Recent studies suggest that the United States can greatly expand its deployment of renewable energy resources beyond current levels. This would reduce emissions of harmful pollutants and enhance energy security by diversifying the nation’s domestic energy supply. This brief describes a number of policy tools that can be employed to drive investment in renewable energy technologies and discusses which policy options may be the best fit based on the commercial maturity of a targeted technology. We examine several policy tools to describe where they have been most effective to advance technology progress along the innovation chain. The findings and recommendations presented are based on a study of the literature on technology innovation and policy best practices, as well as on discussions with experts in the field, policymakers, and private sector companies involved in renewable energy projects.
- Grants can be used to fund technologies in their earliest stages—research and development (R&D) and early-stage demonstration. The R&D stage involves significant uncertainty as to whether the concept will ever lead to a viable technology application. Grants help overcome this risk because they provide an important cost share for investment to research and develop the technology further. Technologies in the demonstration stage typically have difficulty accessing commercial investment due to uncertainty on technical performance and the inability to provide performance warranties. It is unclear whether they will eventually be financially profitable, particularly in the near-term. Demonstration grants allow commercial investors time to pilot and evaluate a new technology with appropriate due diligence. This can reduce risk perception and facilitate further investment.

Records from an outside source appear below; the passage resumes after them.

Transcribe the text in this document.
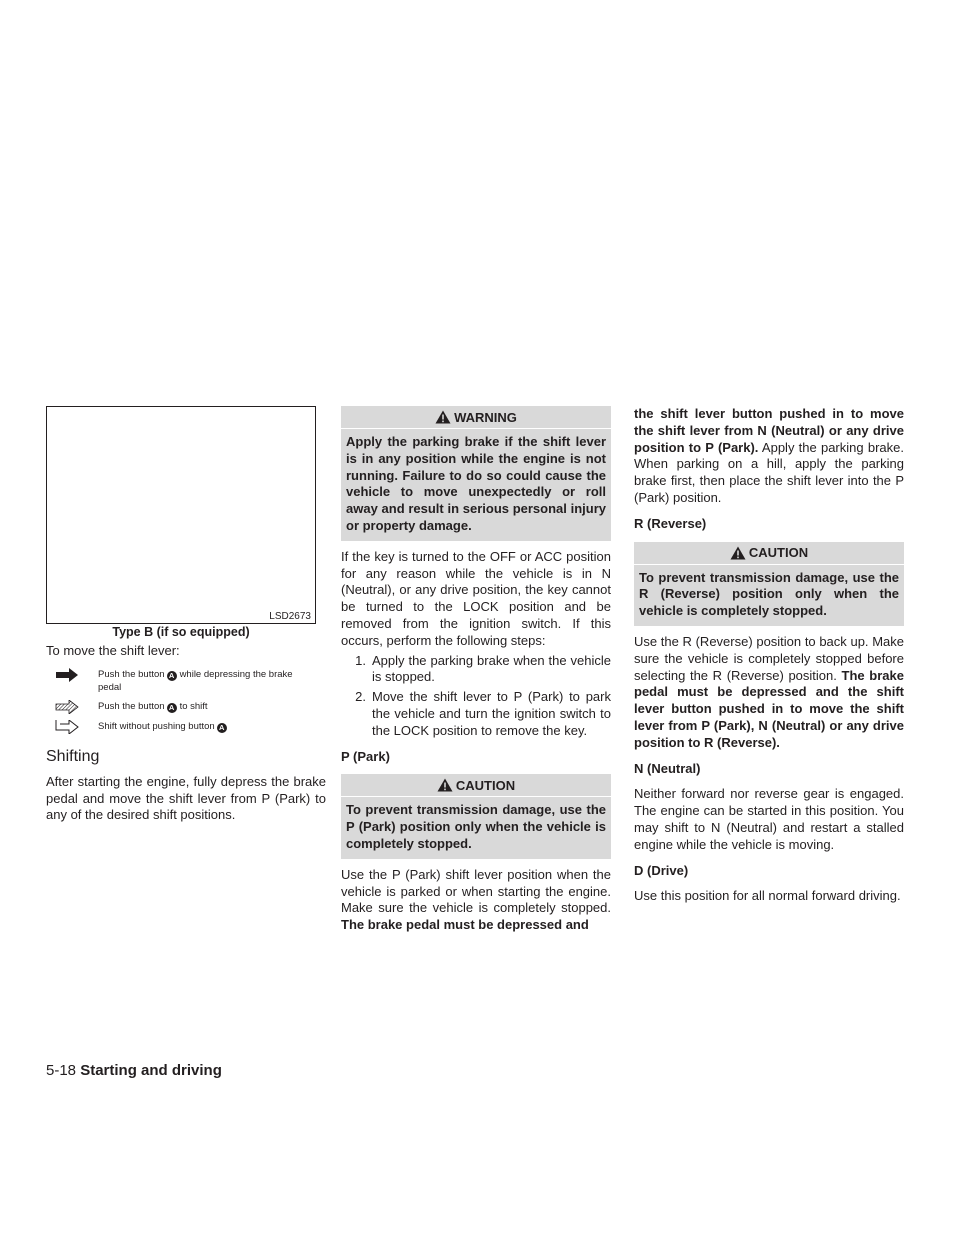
LSD2673
Type B (if so equipped)

To move the shift lever:

Push the button A while depressing the brake pedal
Push the button A to shift
Shift without pushing button A
Shifting

After starting the engine, fully depress the brake pedal and move the shift lever from P (Park) to any of the desired shift positions.

WARNING
Apply the parking brake if the shift lever is in any position while the engine is not running. Failure to do so could cause the vehicle to move unexpectedly or roll away and result in serious personal injury or property damage.

If the key is turned to the OFF or ACC position for any reason while the vehicle is in N (Neutral), or any drive position, the key cannot be turned to the LOCK position and be removed from the ignition switch. If this occurs, perform the following steps:

1. Apply the parking brake when the vehicle is stopped.
2. Move the shift lever to P (Park) to park the vehicle and turn the ignition switch to the LOCK position to remove the key.

P (Park)

CAUTION
To prevent transmission damage, use the P (Park) position only when the vehicle is completely stopped.

Use the P (Park) shift lever position when the vehicle is parked or when starting the engine. Make sure the vehicle is completely stopped. The brake pedal must be depressed and

the shift lever button pushed in to move the shift lever from N (Neutral) or any drive position to P (Park). Apply the parking brake. When parking on a hill, apply the parking brake first, then place the shift lever into the P (Park) position.

R (Reverse)

CAUTION
To prevent transmission damage, use the R (Reverse) position only when the vehicle is completely stopped.

Use the R (Reverse) position to back up. Make sure the vehicle is completely stopped before selecting the R (Reverse) position. The brake pedal must be depressed and the shift lever button pushed in to move the shift lever from P (Park), N (Neutral) or any drive position to R (Reverse).

N (Neutral)

Neither forward nor reverse gear is engaged. The engine can be started in this position. You may shift to N (Neutral) and restart a stalled engine while the vehicle is moving.

D (Drive)

Use this position for all normal forward driving.

5-18 Starting and driving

- Loan guarantee programs are well suited for technologies in the commercialization and early deployment stages. In these stages, project performance remains uncertain, making it difficult to attract investors. Loan guarantees help attract private investors by sharing the risk of technical failure with a financially secure and credible entity (namely, a government agency).
- Tax credits and feed-in tariffs (FITs) can help advance technologies in the later stages of innovation, namely commercialization and early deployment. These policies allow projects to earn more profit for electricity produced so that they earn the revenues needed to offset higher upfront investment costs.
- Renewable electricity standards (RES) are most effective for more mature technologies that are in early deployment. An RES creates demand for renewable electricity and allows the market to determine how to most efficiently supply it; thus the market sets the premium paid to renewable resources. RES mandates can allow for open competition among a range of different technologies, or can be tailored with a carve-out to promote specific technologies that are not yet cost competitive with other renewables. The carve-out option can be a good fit for technologies that are still in the commercialization phase.
- A favorable regulatory environment is important to ensure that renewable energy technologies do not face inherent disadvantages due to interconnection standards, utility pricing structures, and other legal hurdles. Failing to address regulatory barriers to renewables can increase their cost of deployment and reduce the effectiveness of incentive programs.